Furthermore, our data confirm the relevance of short-term variability of SOC (c.f. SI3), the magnitude of which relative to long-term trends presents a serious challenge for soil monitoring. Reliability and MDC may be substantially improved by increasing the number of resamplings per site. Furthermore, sound knowledge about the variability of soil bulk density and its impact on the effective sampling depth might further improve the detection of trends. Whenever possible, an approach using equivalent soil mass should be considered (e.g. as proposed by Wuest 2014). In contrast, long-term SOC trends are barely detectable when using as few as two or three sampling campaigns.

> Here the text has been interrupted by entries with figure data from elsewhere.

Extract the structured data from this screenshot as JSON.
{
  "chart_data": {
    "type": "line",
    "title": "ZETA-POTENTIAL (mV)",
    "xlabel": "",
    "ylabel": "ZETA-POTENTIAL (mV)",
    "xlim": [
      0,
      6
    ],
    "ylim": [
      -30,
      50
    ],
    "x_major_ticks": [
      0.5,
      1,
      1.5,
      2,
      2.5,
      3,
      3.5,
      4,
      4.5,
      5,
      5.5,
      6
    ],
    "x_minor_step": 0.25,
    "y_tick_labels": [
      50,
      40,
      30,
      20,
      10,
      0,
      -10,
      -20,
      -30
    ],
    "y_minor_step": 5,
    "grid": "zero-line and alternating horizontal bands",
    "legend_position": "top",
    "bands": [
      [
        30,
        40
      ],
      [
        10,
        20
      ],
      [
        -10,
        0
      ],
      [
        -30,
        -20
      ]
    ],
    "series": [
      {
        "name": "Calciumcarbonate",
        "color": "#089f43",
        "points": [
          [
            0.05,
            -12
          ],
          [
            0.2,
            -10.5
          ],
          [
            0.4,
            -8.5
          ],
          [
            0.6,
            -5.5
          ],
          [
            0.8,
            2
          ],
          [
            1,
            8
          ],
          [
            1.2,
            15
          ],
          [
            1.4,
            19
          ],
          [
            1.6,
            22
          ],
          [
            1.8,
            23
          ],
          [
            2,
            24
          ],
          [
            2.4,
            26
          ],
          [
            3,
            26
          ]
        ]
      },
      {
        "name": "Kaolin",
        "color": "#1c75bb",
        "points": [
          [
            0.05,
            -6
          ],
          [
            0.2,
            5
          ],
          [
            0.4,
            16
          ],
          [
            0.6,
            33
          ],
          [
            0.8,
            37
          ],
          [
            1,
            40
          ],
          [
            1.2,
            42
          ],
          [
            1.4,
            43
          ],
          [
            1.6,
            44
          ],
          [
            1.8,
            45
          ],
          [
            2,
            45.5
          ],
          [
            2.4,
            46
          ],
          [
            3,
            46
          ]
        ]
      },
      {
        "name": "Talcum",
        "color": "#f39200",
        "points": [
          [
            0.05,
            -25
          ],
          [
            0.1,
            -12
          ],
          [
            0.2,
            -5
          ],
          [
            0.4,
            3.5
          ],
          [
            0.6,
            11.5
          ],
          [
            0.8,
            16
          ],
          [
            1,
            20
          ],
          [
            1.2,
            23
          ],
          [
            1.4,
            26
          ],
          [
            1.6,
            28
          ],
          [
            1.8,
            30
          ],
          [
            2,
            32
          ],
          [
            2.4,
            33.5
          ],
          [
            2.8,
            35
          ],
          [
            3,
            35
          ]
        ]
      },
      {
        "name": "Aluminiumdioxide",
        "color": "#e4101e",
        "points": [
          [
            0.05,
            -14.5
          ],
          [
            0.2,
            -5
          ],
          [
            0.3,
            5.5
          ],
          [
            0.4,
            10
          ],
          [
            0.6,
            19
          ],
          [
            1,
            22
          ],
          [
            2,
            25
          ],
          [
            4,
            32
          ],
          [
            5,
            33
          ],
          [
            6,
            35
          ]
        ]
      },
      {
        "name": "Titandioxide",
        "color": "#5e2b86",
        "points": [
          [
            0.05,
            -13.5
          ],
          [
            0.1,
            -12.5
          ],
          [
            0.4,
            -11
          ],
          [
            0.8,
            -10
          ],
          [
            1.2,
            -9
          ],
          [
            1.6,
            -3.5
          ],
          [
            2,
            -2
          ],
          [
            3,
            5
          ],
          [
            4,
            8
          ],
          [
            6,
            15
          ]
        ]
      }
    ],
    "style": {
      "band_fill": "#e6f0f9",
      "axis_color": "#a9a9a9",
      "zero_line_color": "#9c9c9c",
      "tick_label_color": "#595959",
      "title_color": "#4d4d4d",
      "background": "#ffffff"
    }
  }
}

SOC is a key parameter in many soil functions. Future SOC evolution must therefore be systematically monitored, particularly because the climate is expected to become continuously warmer over the next few decades, with above-average increases for Switzerland (CH2011 2011), and because indications suggest that SOC sequestration will decrease markedly during exceptionally hot and dry European summers (Ciais et al. 2005). Investigations could also assess more systematically the impact of agricultural management options under real-world conditions. In addition, carbon stocks for entire soils should be addressed to distinguish changes in SOC distributions over depth from increases in total SOC stocks. Furthermore, SOC short-term variability and its consequences for soil monitoring should be considered more thoroughly. Finally, further reliable data are required to show SOC evolution for other regions and land uses.